Kayıt Ol

İletileri Göster

Bu özellik size üyenin attığı tüm iletileri gösterme olanağı sağlayacaktır . Not sadece size izin verilen bölümlerdeki iletilerini görebilirsiniz


Mesajlar -

Sayfa: 1 [2]
16
Düşler Limanı / ...Kahve...
« : 17 Nisan 2013, 14:13:47 »
Sahilindeydim düş kırıklıklarının,

Gökyüzünün yansımasıydı gözlerin..

Şimdi mavi sanacaklar gözlerini...

Değildi sevgilim...

Ne mavi ne de ardımda bıraktığım,

Hayallerinde filizlenmiş orman gibi, yeşildi...

Kahveydi sevgilim...

Kahve...

Hani şu kırk yıl hatrı olan, keskin kokulu, köpüklü kahve gibiydi...

Acıydı bakışların evet...

Ben böylesine gözlerine dalmışken,

Ayaklarım sahiline vuran yaşlarında ıslanıyordu...

Ağlıyor muydun sevdiğim?

Üstüme düşen bu damlalar da neyin nesiydi?

Her yanı kapalı bir hapishaneydi, zihnin...

Ve ben bıkmadan usanmadan geçmişinden beri yaşıyordum seni...

Evet sevdiğim tam tahmin ettiğin gibi...

Düşüncelerinde geziyordu benliğim...

Yorulmuştum; ilk bulduğum söğüt ağacının dibine attım kendimi...

Gökyüzünün üstünde geziyorken gözlerin, bir sigara yaktım...

Efkarlı efkarlı çekiyordum zehri içime..

O anda sendeki en güzel şeyi fark ettim...

Gülümsüyordun...

Coşkun bir şelale gibi içime akıyordu mutluluğun,

Sonra gülüşünün ardındaki kalbini gördüm...

Ve işte o an bin defa çarptı yüreğim...

Sadece senin için...

17
Düşler Limanı / Kim bilir?
« : 17 Nisan 2013, 14:02:55 »
     Kim bilir?

     Evet Kim bilir? Bugünlerde yanımda gezdirdiğim tek dostum bu iki kelime. Çünkü benden sonra ne yaptığına dair en ufak bir fikrim bile yok. Senin beni bilmene gerek yok, zira ben yine kalabalıklar içinde yalnızım.
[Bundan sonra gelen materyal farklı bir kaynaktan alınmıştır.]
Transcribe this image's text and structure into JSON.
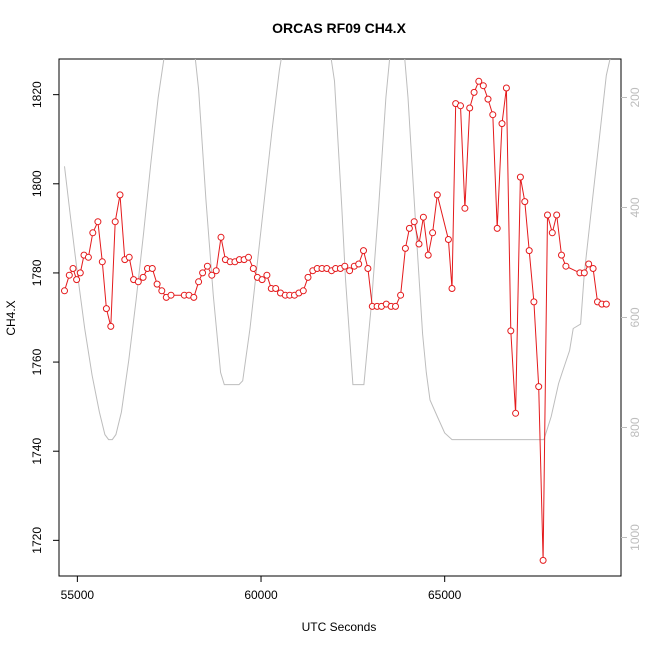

Daha dün gibi derler ya aynen öyle, daha dün gibi "Ne olursa olsun dostluğumuz kalıcı olsun." yazdığını hatırlıyorum. Sonra seni öylece, hiç haber vermeden bırakıp gittiğimi hatırlıyorum. Böyle bir şeyi neden yaptığımı hala bilmiyorum ama yaptım işte.

     Biliyor musun bilmiyorum, seni tanımadan çok çok önce şehrinin sokaklarında yürüdüm. Ben, her zaman yeni bir şehre giderken heyecanlanmışımdır. Otobüsün içinde dakikaları saydığımı hatırlıyorum. Kim bilir kaç defa "Daha ne kaldı acaba?" diye sorduğumu biliyorum. Otobüs yavaşça yanaştığında ise ben daha çok heyecanlanmıştım. Sanki ben inmeden yeniden kalkacakmış gibi ayağımın dibindeki sırt çantamı atıverdim sırtıma. Tabi hemen inebilmek için orta kapının karşısındaki koltuğu almıştım. Kapı açılır açılmaz herkesi bir kenara ittirip attım kendimi dışarıya.
     Bir kaç saatim şehrini keşfetmekle geçti. Nereye baksam donuk bezgin insanlar görüyordum. Sanki kafamı çevirdiğim her yere doluşuyor gibiydiler. Sevgililer el ele ama yanındakilere yabancı öylece yürüyorlardı. Çok geçmeden hayal kırıklığına uğramıştım. Sonraki bir kaç gün öylece gezdim sokaklarında şehrinin. Bir kitapçı bulup attım kendimi içeriye. Orada bile varlığını çokça zaman unuttuğumuz gölge gibi hissettim kendimi. Yıllar sonra seni tanıdığımda o şehri sana hiç yakıştıramadım. Bunu sana hiç söylemedim tabi. Ama bilseydim seni tanıyacağımı mıh gibi aklımda tutardım sokaklarını. Daha bir incelerdim her karışını. Neden diye sormana bile gerek yok. Puslu, yarısı silik hafızamın yollarında seni hayal etmek oldukça zor  oluyor çünkü.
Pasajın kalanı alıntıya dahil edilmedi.